Thanks for sharing. Reading through this now

excited to read!

Thanks for sharing this awesome work @Matthew_Gordon_Yale_University

Using time downwind of highway as an instrument variable is very clever!

Reading through the paper I had 3 questions, 1 about instrument variables and 2 about your use of SafeGraph data. Sorry for the wall of text, would love any thoughts you and your team can share!

  1. re: the instrument variable. From SM “[We assume] wind direction only effects COVID-19 outcomes through its effect on air quality”.

I understand such assumptions are necessary; I’m wondering how to test or confirm the strength of this assumption. For example, I could imagine avg time downwind of highway → avg air quality → avg real-estate / rental prices → socio-economics of population → risk factors for covid. In the SM you wrote “This is a reasonable assumption because the pollutants of interest are generally not detectable via sight or smell at concentrations in NYC, and differences of the magnitudes our coefficients report would clearly not be detectable.” Air pollutants is not something I know much about, but I find your argument very compelling. Still, I’m curious whether your instrument variable is correlated with the socio-economic variables you considered, such as income, and whether or not such a correlation is a problem for the assumption of your model. Thanks for your thoughts!

2nd and 3rd, re: SafeGraph data to estimate changes in true population. 2 part question

  1. Do I understand correctly that SafeGraph data was used to help explore /control for the problems with rate-based outcome measures, but ultimately your main model simply used counts of deaths and hospitalizations (log-transformed) and did not incorporate any actual “population correction” based on SafeGraph data or otherwise? In other words, SafeGraph data helped you decide not to use rate-based measures, but SafeGraph data was not used in the final form of the model. Is that correct?
  1. Nitty-gritty SafeGraph data nerd question: How exactly did you use SG data to produce the “adjusted for device-count change”, as shown in S3? I know that using SG data to estimate population changes during the pandemic is a topic that many have discussed and has various challenges, so would love any additional detail on your thought process. I assume SafeGraph Patterns home_panel_summary.csv gives you the number_devices_residing for Week 10 and Week 20 for every Census Block Group. But how did you take these numbers to produce the “death rate adjusted for device-count change” ?

Thanks again for sharing your work and for the interesting findings!

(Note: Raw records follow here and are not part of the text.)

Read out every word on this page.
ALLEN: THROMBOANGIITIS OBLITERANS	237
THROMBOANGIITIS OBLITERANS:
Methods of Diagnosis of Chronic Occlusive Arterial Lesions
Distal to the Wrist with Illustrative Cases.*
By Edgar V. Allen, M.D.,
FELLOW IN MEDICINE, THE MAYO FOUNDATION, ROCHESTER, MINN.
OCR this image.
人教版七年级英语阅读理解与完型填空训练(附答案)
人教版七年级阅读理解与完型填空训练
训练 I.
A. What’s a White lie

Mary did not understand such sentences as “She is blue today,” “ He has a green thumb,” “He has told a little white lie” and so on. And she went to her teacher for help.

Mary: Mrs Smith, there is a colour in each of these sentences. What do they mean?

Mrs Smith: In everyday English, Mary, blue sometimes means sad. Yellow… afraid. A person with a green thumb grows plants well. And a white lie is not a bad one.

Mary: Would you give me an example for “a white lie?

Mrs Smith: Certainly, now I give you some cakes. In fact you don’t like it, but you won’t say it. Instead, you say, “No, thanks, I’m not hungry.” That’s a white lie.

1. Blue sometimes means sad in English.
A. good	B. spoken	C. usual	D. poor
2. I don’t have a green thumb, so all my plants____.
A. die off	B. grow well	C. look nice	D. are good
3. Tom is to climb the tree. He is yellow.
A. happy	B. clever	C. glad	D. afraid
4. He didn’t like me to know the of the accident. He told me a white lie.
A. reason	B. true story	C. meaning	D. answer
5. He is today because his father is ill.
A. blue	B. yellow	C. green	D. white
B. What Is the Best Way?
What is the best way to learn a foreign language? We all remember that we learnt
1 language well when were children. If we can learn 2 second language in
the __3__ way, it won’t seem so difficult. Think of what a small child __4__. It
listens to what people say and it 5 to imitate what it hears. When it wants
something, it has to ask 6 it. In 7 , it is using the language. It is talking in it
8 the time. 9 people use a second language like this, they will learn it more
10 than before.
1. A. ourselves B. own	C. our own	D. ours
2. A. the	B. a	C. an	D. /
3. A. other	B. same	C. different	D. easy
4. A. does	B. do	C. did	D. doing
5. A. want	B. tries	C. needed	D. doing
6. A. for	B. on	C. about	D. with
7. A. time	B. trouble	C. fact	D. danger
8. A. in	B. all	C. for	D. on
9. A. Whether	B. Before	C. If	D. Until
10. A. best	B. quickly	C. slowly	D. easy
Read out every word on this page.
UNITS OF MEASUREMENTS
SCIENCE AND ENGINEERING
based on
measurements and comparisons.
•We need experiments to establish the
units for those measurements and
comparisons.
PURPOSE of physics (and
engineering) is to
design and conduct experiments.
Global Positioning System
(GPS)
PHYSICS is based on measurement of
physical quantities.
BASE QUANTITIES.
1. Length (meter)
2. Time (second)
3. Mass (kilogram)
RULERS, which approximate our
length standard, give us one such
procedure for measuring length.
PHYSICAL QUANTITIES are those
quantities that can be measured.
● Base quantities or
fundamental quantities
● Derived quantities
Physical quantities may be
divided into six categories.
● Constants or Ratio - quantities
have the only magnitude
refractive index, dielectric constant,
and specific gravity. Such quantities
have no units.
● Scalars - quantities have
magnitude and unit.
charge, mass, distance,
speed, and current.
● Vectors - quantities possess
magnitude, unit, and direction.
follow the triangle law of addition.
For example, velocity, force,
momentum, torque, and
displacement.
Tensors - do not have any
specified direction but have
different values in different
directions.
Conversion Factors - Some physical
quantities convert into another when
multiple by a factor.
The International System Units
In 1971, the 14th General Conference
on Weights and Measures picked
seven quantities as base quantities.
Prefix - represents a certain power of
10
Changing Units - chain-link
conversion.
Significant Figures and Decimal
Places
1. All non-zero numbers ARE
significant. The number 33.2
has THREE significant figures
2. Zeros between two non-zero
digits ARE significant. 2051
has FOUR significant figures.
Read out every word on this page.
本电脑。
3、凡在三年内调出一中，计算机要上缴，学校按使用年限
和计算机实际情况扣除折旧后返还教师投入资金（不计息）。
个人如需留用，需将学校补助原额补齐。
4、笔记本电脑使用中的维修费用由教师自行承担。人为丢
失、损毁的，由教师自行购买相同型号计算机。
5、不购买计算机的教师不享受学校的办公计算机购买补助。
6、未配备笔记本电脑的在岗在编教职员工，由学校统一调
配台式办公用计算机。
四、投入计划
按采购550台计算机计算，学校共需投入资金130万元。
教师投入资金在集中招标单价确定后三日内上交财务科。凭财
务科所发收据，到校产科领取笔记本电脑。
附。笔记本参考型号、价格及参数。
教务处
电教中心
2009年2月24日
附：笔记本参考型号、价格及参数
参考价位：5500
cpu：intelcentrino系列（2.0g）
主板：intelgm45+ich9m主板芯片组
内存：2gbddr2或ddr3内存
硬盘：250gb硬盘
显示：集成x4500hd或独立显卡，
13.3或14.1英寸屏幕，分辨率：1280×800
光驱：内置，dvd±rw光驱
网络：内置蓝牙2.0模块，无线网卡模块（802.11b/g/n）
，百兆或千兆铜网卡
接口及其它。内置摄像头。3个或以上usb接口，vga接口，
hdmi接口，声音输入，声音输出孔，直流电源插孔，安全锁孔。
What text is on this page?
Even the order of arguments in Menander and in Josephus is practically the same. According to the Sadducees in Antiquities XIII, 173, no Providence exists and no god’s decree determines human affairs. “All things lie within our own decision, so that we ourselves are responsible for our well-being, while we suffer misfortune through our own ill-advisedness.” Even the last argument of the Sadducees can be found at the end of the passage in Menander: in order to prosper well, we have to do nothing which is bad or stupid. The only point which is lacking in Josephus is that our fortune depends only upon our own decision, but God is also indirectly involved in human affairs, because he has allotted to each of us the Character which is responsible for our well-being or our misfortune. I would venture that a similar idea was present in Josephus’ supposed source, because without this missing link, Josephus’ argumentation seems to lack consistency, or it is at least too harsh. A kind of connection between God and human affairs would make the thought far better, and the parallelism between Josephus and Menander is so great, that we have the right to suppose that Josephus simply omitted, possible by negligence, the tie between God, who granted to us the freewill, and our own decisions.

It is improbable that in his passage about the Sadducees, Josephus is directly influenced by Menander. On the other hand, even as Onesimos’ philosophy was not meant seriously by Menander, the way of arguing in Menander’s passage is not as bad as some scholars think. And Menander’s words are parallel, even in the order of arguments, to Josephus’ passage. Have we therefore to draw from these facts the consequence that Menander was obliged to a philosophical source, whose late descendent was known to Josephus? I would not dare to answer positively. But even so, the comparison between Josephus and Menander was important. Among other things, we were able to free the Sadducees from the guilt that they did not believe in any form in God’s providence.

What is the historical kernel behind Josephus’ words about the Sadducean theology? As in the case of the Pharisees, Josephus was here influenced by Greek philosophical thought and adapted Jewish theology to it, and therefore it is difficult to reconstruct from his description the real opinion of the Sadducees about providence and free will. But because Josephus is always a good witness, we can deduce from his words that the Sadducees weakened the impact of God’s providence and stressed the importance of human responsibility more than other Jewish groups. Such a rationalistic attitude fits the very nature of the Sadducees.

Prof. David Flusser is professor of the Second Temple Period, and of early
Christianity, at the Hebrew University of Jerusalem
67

Hey Ryan, great questions! Let me see if I can answer:

  1. We did some tests of exactly the nature that you report in our supplementary material. Mostly we find that our instruments are not significantly correlated with other socio-economic characteristics. However, even if they were significant, such a test would not be definitive. For example, imagine that air quality causes lower income (many papers have shown effects like this). Then your instrument would be correlated with income differences, but this would not necessarily be a bad thing. If the causal chain is AQ -> income -> covid outcomes, then we are counting that portion of the effect of income that is caused by air quality in our estimates. Another way of saying this is that we are capturing all the direct AND indirect effects of air quality on covid outcomes. Since we have multiple instrumental variables, another test we can do is called the Sargan test of overidentification. Basically this test looks at whether if you dropped any of your instruments would your coefficient estimates change significantly - sometimes this is interpreted as an indirect test of the exogeneity assumption. These test statistics are also reported in the tables in the supplement.

2 and 3. You’re correct that we ultimately did not use safegraph data in our final specifications, although there are some tests in the appendix that incorporate it into rate based measures. Basically, we attempted a population correction factor in a very simple way - if the percentage of devices decreased by x% then we multiplied the population by (1-x) and used that adjusted population to create new death and hospitalization rates. In general this increased our point estimates of the effect of air quality, but they were not significant. We believe that is because our ad hoc correction factor is too noisy, and in particular, we imagine elderly people that are most susceptible to the effects of covid x air quality are probably underrepresented in the mobility data. No doubt there is more we could do on that front, and if you have any suggestions, we’d love to hear them! Our ‘count based’ models basically rely on the assumption that population dynamics during the epidemic were not significantly different from each other depending on whether a tract is upwind or downwind, which we thought was reasonable.

@Matthew_Gordon_Yale_University Interesting study. Have your results held up through June 2021? I’m guessing the results have weakened, but would like to see a time-series view of it. Thanks for the paper.

Unfortunately we do not yet have updated data at the tract level, but this is something we are working on!